The recent tribunal decision of Alan Johnson highlighted the issues that arise when a housebuilder expects common sense to have any application in interpreting the intricacies of the VAT legislation.
This decision relates to a VAT reclaim made to HMRC by a private individual in relation to the construction of a dwelling. Whilst construction services to construct the new dwelling are zero rated the separate supply of building materials and other items are VAT standard rated. Where the new dwelling is being commissioned by a person for private occupation the VAT on some of these standard rated items can be reclaimed by the self-builder by way of a DIY builder VAT reclaim application to HMRC at the conclusion of the project.

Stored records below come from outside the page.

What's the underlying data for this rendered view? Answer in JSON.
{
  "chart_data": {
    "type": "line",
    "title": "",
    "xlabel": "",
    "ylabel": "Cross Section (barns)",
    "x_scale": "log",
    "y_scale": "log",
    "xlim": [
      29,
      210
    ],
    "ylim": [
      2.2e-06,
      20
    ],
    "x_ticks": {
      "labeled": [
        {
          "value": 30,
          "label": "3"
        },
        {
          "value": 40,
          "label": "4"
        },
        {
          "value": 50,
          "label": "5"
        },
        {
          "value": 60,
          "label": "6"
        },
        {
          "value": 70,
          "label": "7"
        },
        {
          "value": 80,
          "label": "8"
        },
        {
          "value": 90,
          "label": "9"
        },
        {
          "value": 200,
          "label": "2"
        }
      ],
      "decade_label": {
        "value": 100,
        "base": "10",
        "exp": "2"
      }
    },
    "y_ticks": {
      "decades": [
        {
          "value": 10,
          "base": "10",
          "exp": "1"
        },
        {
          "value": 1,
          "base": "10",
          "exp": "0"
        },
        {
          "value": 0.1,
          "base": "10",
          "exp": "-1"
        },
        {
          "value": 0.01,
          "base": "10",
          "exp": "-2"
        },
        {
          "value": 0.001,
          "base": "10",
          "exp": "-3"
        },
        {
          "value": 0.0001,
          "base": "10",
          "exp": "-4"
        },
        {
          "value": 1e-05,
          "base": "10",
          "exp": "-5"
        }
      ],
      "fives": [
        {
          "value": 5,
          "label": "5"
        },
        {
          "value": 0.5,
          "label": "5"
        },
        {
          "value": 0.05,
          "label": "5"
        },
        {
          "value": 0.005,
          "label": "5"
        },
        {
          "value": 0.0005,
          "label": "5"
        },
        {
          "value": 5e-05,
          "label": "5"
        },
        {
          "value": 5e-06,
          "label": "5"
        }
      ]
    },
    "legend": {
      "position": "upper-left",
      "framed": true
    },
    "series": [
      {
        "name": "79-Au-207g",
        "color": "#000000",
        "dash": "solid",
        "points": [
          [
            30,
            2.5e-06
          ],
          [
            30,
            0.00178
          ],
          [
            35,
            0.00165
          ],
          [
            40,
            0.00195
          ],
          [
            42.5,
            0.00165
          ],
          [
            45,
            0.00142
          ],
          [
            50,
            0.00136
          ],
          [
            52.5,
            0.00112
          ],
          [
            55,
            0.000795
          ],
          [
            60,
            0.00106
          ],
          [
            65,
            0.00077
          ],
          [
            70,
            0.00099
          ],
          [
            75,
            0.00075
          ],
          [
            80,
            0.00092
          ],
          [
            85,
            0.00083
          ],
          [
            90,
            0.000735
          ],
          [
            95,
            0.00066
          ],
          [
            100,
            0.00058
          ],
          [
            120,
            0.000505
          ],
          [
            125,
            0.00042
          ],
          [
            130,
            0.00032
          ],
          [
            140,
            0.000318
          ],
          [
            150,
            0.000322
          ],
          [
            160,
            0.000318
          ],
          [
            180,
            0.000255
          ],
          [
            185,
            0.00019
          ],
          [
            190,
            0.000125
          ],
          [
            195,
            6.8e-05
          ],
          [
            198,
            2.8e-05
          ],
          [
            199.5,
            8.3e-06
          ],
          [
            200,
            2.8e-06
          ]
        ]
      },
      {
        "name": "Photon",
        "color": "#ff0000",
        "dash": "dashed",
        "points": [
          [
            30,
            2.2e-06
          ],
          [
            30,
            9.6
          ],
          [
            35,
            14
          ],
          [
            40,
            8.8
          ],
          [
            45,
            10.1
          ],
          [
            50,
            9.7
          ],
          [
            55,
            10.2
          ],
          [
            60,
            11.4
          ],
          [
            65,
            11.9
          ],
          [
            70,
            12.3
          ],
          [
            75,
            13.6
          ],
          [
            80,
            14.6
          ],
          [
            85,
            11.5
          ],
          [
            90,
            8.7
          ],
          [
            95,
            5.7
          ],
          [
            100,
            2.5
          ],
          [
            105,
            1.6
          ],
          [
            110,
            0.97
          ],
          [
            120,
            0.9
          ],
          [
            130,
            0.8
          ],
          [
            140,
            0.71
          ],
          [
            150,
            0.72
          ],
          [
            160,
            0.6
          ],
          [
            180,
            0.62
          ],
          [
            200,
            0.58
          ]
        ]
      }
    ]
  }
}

In this case VAT incurred on the separate purchase of building materials was allowed however HMRC rejected the reclaim of VAT on items that were hired by the self-builder including scaffolding hire, skip hire, digger hire stating that the DIY builders VAT scheme was only applicable to VAT on building materials and not the VAT on hire services.
HMRC made the point that where the hire of an item and its use on site were by two distinct legal entities then the hire on its own could not be treated as zero rated services nor could the VAT be reclaimed as being VAT incurred on ‘building materials’. HMRC stated that the hire of the digger with an operator could be zero rated as construction services and the claimant would need to ask the supplier to adjust their invoicing accordingly from the 20% VAT rate to the zero rate.
The claimant argues that ‘building materials’ often included an element of services. HMRC accepted that where the cost formed an inherent and inseparable part of the cost of the materials then the VAT on this part would be treated as part of the cost of the building materials (e.g. haulage costs of stone to site charged by the stone supplier) and this VAT would be capable of reclaim.
This case highlights the importance of considering project procurement at the outset of a scheme if VAT costs are to be minimised.